Defragmenting Language Models: An Interpretability-based Approach for Vocabulary Expansion

arXiv cs.CL / 4/21/2026

📰 NewsModels & Research

Key Points

  • The paper studies “token over-fragmentation” in modern open-weight LLMs, where languages with non-Latin scripts require multiple times more tokens than English to represent the same information.
  • It proposes an interpretability-based vocabulary expansion approach that revisits two key choices: which vocabulary items to add and how to initialize their input/output embeddings.
  • The authors argue against relying solely on frequency-based candidate selection and show interpretability-based methods achieve better performance-to-token-efficiency trade-offs.
  • They report that interpretability-grounded embedding initialization can yield large gains (around 20 points) over baseline initialization methods for several non-Latin-script languages.
  • Based on analysis of “subword detokenization,” the paper introduces FragMend to push efficiency further, validating it with comparisons to strong baselines and extensive ablation-style analysis.

Abstract

All languages are equal; when it comes to tokenization, some are more equal than others.

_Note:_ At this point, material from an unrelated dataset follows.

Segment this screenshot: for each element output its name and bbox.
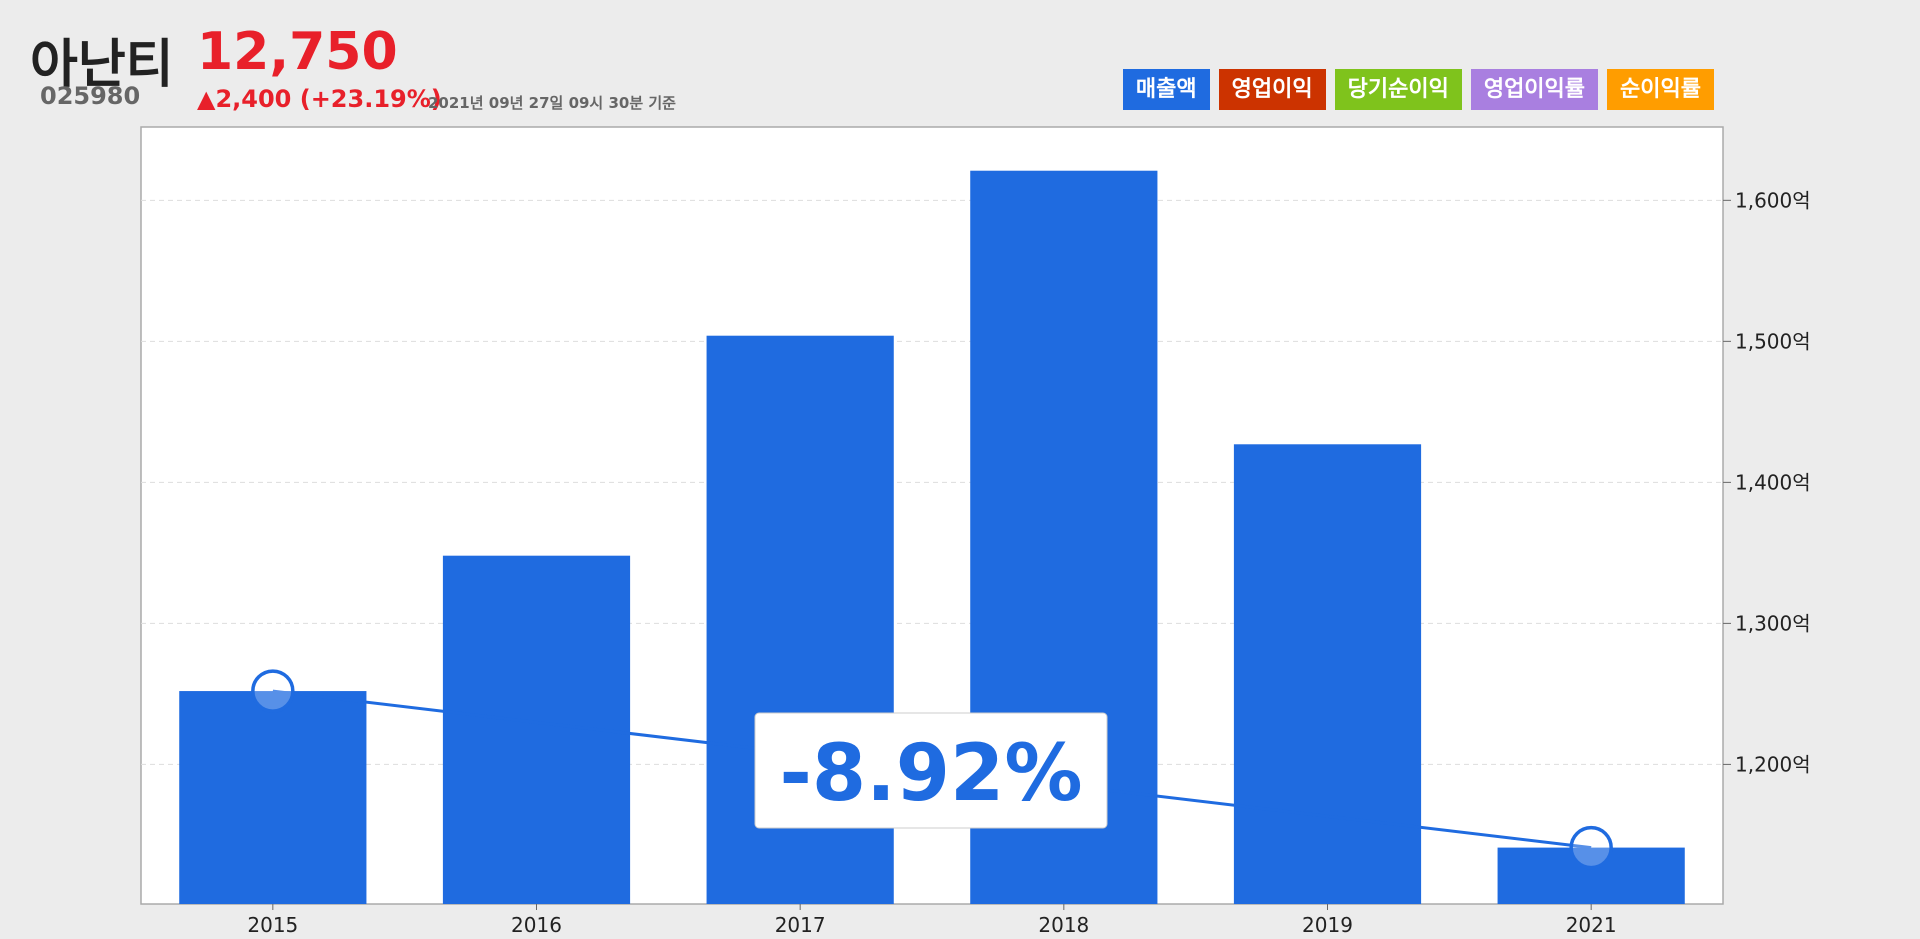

Tokens are the hidden currency that dictate the cost and latency of access to contemporary LLMs. However, many languages written in non-Latin scripts observe a poor exchange rate: LLMs take several multiples of tokens to encode the same information in many languages as they do for English. Our analysis reveals that this issue, known as 'token over-fragmentation', persists in modern open-weight LLMs. The standard remedy is vocabulary expansion that adds target language items missing from the model's vocabulary. In this work, we comprehensively study and advance interpretability-based vocabulary expansion, a new research direction. We focus on two core decisions in the vocabulary expansion process: What items should we add? and How should we initialize their corresponding input and output embeddings? First, we question the conventional use of frequency-based methods to choose candidate vocabulary items to add (a decision long treated as settled), and show that interpretability-based methods offer a superior performance-token efficiency trade-off. Next, we strengthen the case for interpretability-based embedding initialization by showing large gains (~20 pts) over baseline initialization methods for several languages written in non-Latin scripts. We identify the phenomenon of "subword detokenization" where models progressively merge fragmented subword tokens into larger subwords across layers. Grounded in our analysis of this phenomenon, we propose FragMend to further push the efficiency ceiling of interpretability-based expansion. We validate the effectiveness of FragMend through comparison against strong baselines and we present extensive analysis of its design choices.